I giorni lenti di fine dicembre li ho trascorsi leggendo ( molto), correggendo vecchi post del blog e passeggiando per il bosco. Non ero mai andata nel bosco con la neve, prima, vestita da sci e con le racchette per non cadere. E’ un’esperienza meravigliosa percorrere i sentieri in un silenzio ovattato interrotto solo dai richiami degli uccelli, mentre si cerca di decifrare le impronte degli animali lasciate durante la notte sulla neve fresca. E’ bellissimo essere la prima ad attraversare alcuni passaggi, con la neve che arriva al polpaccio e il cappello di pelo calato sugli occhi.

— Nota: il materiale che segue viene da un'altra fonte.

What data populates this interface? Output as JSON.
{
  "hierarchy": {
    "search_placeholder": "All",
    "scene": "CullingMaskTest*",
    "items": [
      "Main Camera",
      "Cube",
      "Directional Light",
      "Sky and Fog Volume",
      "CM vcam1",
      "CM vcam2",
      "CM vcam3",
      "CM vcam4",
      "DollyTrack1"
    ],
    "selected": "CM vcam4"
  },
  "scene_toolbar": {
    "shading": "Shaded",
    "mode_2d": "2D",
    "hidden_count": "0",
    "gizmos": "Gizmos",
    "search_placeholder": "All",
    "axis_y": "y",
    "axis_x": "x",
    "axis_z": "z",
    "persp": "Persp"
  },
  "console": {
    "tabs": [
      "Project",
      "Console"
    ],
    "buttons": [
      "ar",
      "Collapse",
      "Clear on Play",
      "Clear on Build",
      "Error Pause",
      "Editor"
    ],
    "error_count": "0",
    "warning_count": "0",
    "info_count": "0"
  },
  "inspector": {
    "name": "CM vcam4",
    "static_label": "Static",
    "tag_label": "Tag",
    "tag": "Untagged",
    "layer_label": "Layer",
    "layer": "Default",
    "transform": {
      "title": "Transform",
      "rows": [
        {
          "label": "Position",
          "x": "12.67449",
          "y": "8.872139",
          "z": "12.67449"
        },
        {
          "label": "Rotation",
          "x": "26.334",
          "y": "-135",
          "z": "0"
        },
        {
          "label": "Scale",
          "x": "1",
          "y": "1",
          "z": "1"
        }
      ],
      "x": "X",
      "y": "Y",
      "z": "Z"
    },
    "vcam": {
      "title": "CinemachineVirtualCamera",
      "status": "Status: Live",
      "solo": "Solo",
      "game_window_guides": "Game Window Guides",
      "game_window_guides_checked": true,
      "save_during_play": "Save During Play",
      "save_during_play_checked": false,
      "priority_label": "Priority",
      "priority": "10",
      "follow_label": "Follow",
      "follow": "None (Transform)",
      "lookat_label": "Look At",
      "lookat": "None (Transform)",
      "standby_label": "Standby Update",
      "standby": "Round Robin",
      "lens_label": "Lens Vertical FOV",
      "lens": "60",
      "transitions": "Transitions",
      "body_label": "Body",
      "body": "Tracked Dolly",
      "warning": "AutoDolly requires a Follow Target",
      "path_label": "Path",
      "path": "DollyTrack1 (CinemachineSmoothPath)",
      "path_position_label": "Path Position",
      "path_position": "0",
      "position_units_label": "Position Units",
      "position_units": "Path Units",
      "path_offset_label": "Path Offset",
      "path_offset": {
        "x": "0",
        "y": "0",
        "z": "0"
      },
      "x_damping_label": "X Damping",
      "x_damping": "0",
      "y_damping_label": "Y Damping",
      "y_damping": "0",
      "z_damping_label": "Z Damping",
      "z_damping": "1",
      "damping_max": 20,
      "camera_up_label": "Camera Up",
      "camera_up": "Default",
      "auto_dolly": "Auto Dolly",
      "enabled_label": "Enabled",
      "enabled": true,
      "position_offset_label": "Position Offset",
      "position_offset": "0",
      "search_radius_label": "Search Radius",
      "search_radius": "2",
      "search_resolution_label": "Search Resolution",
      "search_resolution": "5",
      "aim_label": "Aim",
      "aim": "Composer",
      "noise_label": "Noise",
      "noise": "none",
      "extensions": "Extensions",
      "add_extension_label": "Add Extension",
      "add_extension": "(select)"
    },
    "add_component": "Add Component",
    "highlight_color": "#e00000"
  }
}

L’incontro diretto con la natura, questo mese, lo ha avuto George, il nostro gatto rosso.

Un sabato pomeriggio, mentre raschiavamo il muschio da un muretto per metterlo in una cassetta di legno, io e B., mia figlia, abbiamo sentito alcune cornacchie gracchiare furiose dalla cima di un abete. I loro lamenti erano talmente forti da richiamare in giardino anche C. e mio figlio P. Dopo un po’ siamo siamo andati a guardare, incuriositi.

Sul primo abete del giardino in alto stava appollaiato George, arrampicatosi su un ramo abbastanza in alto da aver attirato l’attenzione delle cornacchie, che si lamentavano per farlo andare via. Lui, terrorizzato, stava immobile sul ramo. Solo quando i miei figli si sono avvicinati facendo rumore se ne sono andate, sdegnate.

Finalmente George è potuto scendere, orecchie basse e occhi tondi spalancati, ed è corso in casa. Da quando ci siamo trasferiti George è molto più vivace e felice e ce lo comunica saltellando per il giardino, nascondendosi dietro siepi e muretti per poi sbucare all’improvviso, arrampicandosi sul glicine e su tutti gli alberi che trova, facendosi le unghie ed esplorando tutto il parco. Tanto che P. chiama il giardino:        ” parco giochi per gatti”.

Dicembre se n’è andato con la neve, tra mille botti che cercavano di esorcizzare questa voragine di mancanza che ci sta inghiottendo e poi con le lanterne che si innalzavano dolcemente in cielo. Le ho viste dalla finestra della nostra camera da letto, che ha una visuale ampia su tutta la valle.

Nonostante tutto, il 2020 se n’è andato con un tocco di poesia.